Predictors of Clinical Events
Based on a comprehensive literature review and clinical relevance, we identified 10 variables previously collected in the DM1 Heart Registry and potentially associated with all-cause mortality in DM1: age; mutation size; need for support when walking (defined as permanent use of a cane or a wheelchair); cardiovascular mortality, including atrial fibrillation, first-degree atrioventricular block on electrocardiogram, left or right bundle-branch block, and left ventricular ejection fraction; and respiratory mortality, including lung vital capacity and swallowing disorders. We also selected characteristics from our database that had a possible influence on the vital prognosis in the general population, including sex, diabetes, heart rate, systolic and diastolic blood pressure, dyslipidemia, hypertension, and smoking status. Heart rate and blood pressure were measured routinely during examinations by a cardiologist, according to American Heart Association guidelines10 after appropriate patient preparation, including a delay of 5 or more minutes before the first measurements were made.

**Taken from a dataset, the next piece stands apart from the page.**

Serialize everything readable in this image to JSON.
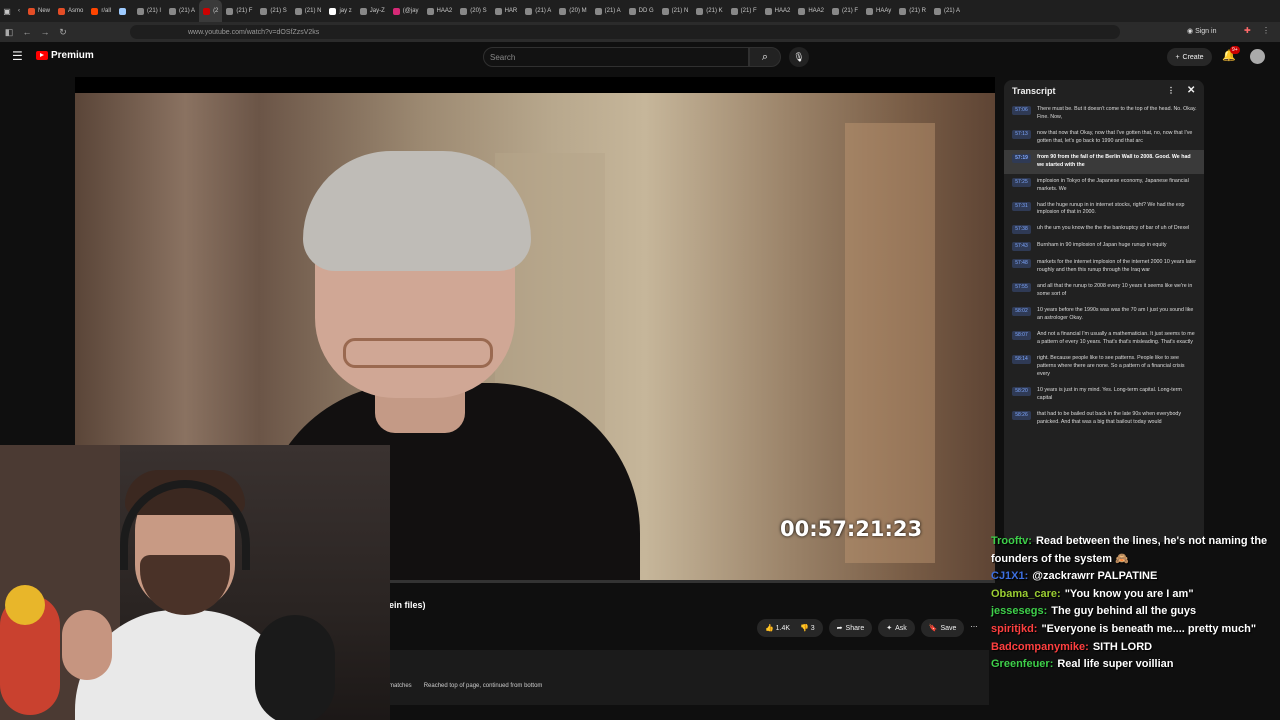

Categorical data are reported as counts and percentages and quantitative data as means and standard deviations or medians and interquartile ranges. Missing baseline data were handled with multiple imputations by chained equations using the baseline cumulative hazard of death in the imputation model.11,12 All predictors considered in the model development were used in the imputation model. Because roughly 35% of patients had 1 or more missing predictors, 35 independent imputed data sets were generated and analyzed separately.13 Convergence of the multiple imputation algorithms was assessed by visual inspection of the mean and variance of the imputations streams. Estimates were then pooled over the 35 imputations according to the standard rules by Rubin14 to provide point estimates and confidence intervals for each parameter.
Overall survival was estimated using the Kaplan-Meier product-limit method. Variables previously shown or suspected to influence survival in individuals with DM1 were analyzed using a Cox multiple variable model. The proportional hazards assumption was checked by examination of Schoenfeld residuals and the Grambsch-Therneau lack-of-fit test.15 Restricted cubic splines were used to determine whether continuous predictors could be analyzed as linear terms.16 Continuous variables were then grouped into 3 categories according to predefined cutoffs to simplify the presentation of the model and calculation of scores. For age, CTG expansion size, heart rate, and systolic blood pressure, in absence of widely accepted thresholds, we used sample tertiles to avoid overoptimistic data-driven cutoff points in the prognostic value of the variables. For vital capacity, we used thresholds that are commonly used in clinical practice.17 Two strategies were used to develop the model with the imputed data.18,19 First, we used Wald tests for the pooled regression coefficients to simplify the model with a backward selection procedure, with P value cutoffs mimicking the use of Akaike information criterion. This rule corresponds to a P value of .157 for a variable with 1 df. We used a similar backward elimination procedure in each imputed data set and retained the model comprising the variables selected in most imputed data sets. Both strategies selected the same variables. Two-by-two interactions between each of the selected variables were then examined using Wald tests for the pooled regression coefficients. No higher-order interactions were considered.
The model performance was evaluated by the concordance (C) index as a measure of discrimination and by the calibration curve. The C index measures how well the model discriminates between survivors and nonsurvivors and can be viewed as the extension of the area under the receiver operating characteristics curve for survival data.20 It varies theoretically between 0.5 and 1.0, with a value of 1.0 indicating perfect discrimination. The calibration curve contrasts observed vs predicted probabilities of events and evaluates the accuracy of the predictions. The slope of the calibration curve is a measure of overoptimism of the model predictions.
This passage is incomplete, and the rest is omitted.